Impressed by such achievements, the European center recently embraced GraphCast, as well as AI prediction programs made by Nvidia, Huawei and China’s Fudan University. On its website, it already displays global maps of its AI tests, including the range of path predictions the smart machines made for Hurricane Beryl on July 4.

The track predicted by DeepMind’s GraphCast, labeled DMGC on the July 4 map, shows Beryl making landfall in the Corpus Christi, Texas area, not far from where the hurricane actually made landfall.
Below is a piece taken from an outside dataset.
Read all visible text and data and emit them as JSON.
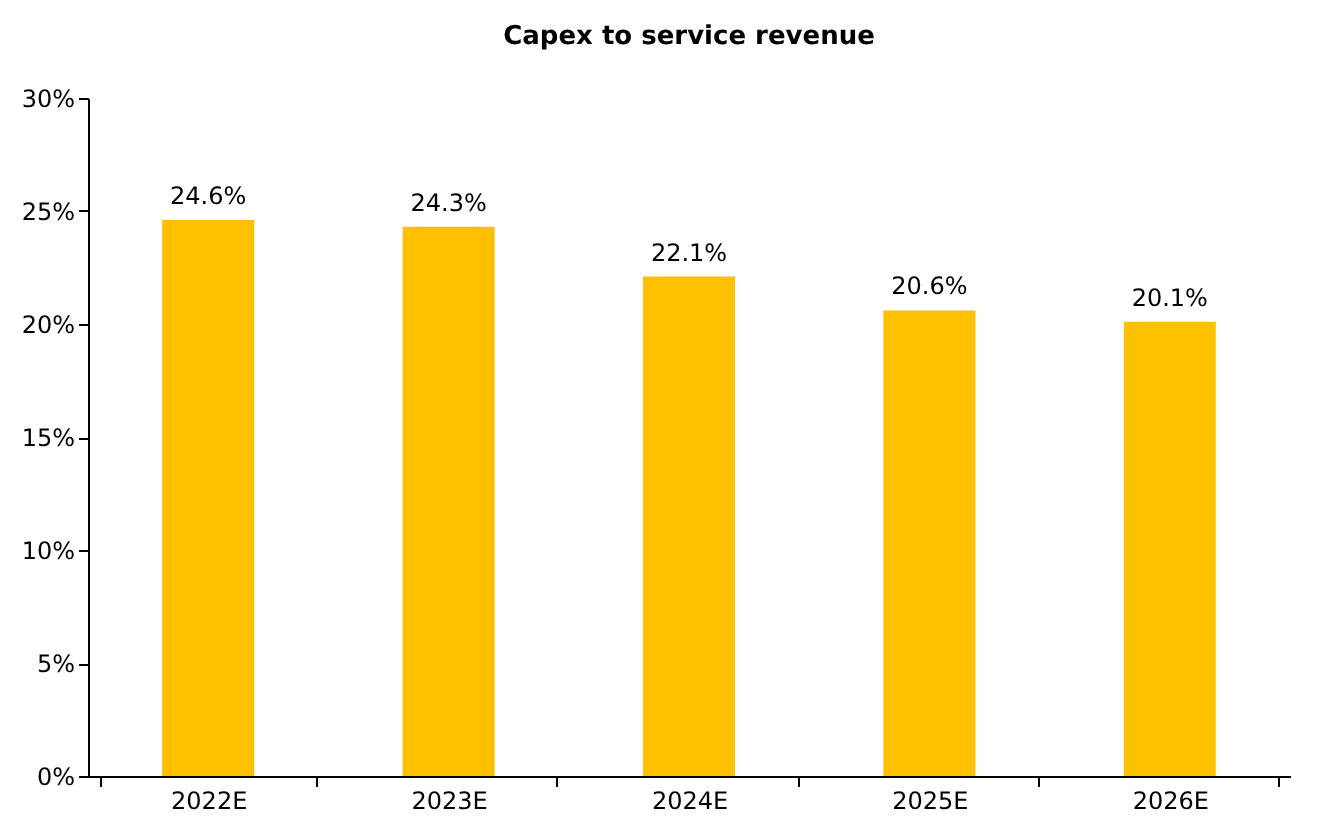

Dr Chantry of the European Center said the institution sees the experimental technology as a regular part of global weather forecasting, including for cyclones. A new team, he added, is now building on the experimenters’ “great work” to create a working AI system for the agency.

Its adoption, Dr. Chantry said, could happen soon. However, he added that AI technology as a simple tool can co-exist with the centre’s legacy forecasting system.

Dr Bretherton, now a team leader at the Allen Institute for Artificial Intelligence (founded by Paul G Allen, one of the founders of Microsoft), said the European center was considered the world’s largest weather agency because benchmarking regularly show his predictions to outperform all others in accuracy. As a result, he added, his interest in AI led the meteorologist world to “look at this and say, ‘Hey, we should match this.’

Weather experts say artificial intelligence systems are likely to complement the supercomputer approach, as each method has its strengths.

“All models are wrong to some degree,” said Dr. Molina of the University of Maryland. AI machines, she added, “can make the right track of a hurricane, but what about rain, maximum winds and storm surge? There are so many different impacts’ that need to be reliably predicted and carefully evaluated.

However, Dr. Molina noted that AI scientists are rushing to publish papers that demonstrate new predictive skills. “The revolution continues,” she said. “It’s wild.”

Jamie Rome, deputy director of the National Hurricane Center in Miami, agreed with the need for multiple tools. He called AI “evolutionary rather than revolutionary” and predicted that humans and supercomputers will continue to play a major role.

“Having a person at the table to apply situational awareness is one of the reasons we have such good accuracy,” he said.

Mr. Rome added that the hurricane center has used aspects of artificial intelligence in its forecasts for more than a decade, and that the agency would evaluate and possibly use the smart new programs.

“With AI coming in so fast, many people feel that the human role is diminishing,” added Mr Rohm. “But our forecasters have a lot to contribute. There is still a very strong human role.”

Sources and notes

National Hurricane Center (NHC) and European Center for Medium-Range Weather Forecasts (ECMWF) | Notes: Beryl’s “actual track” uses NHC’s preliminary best track data.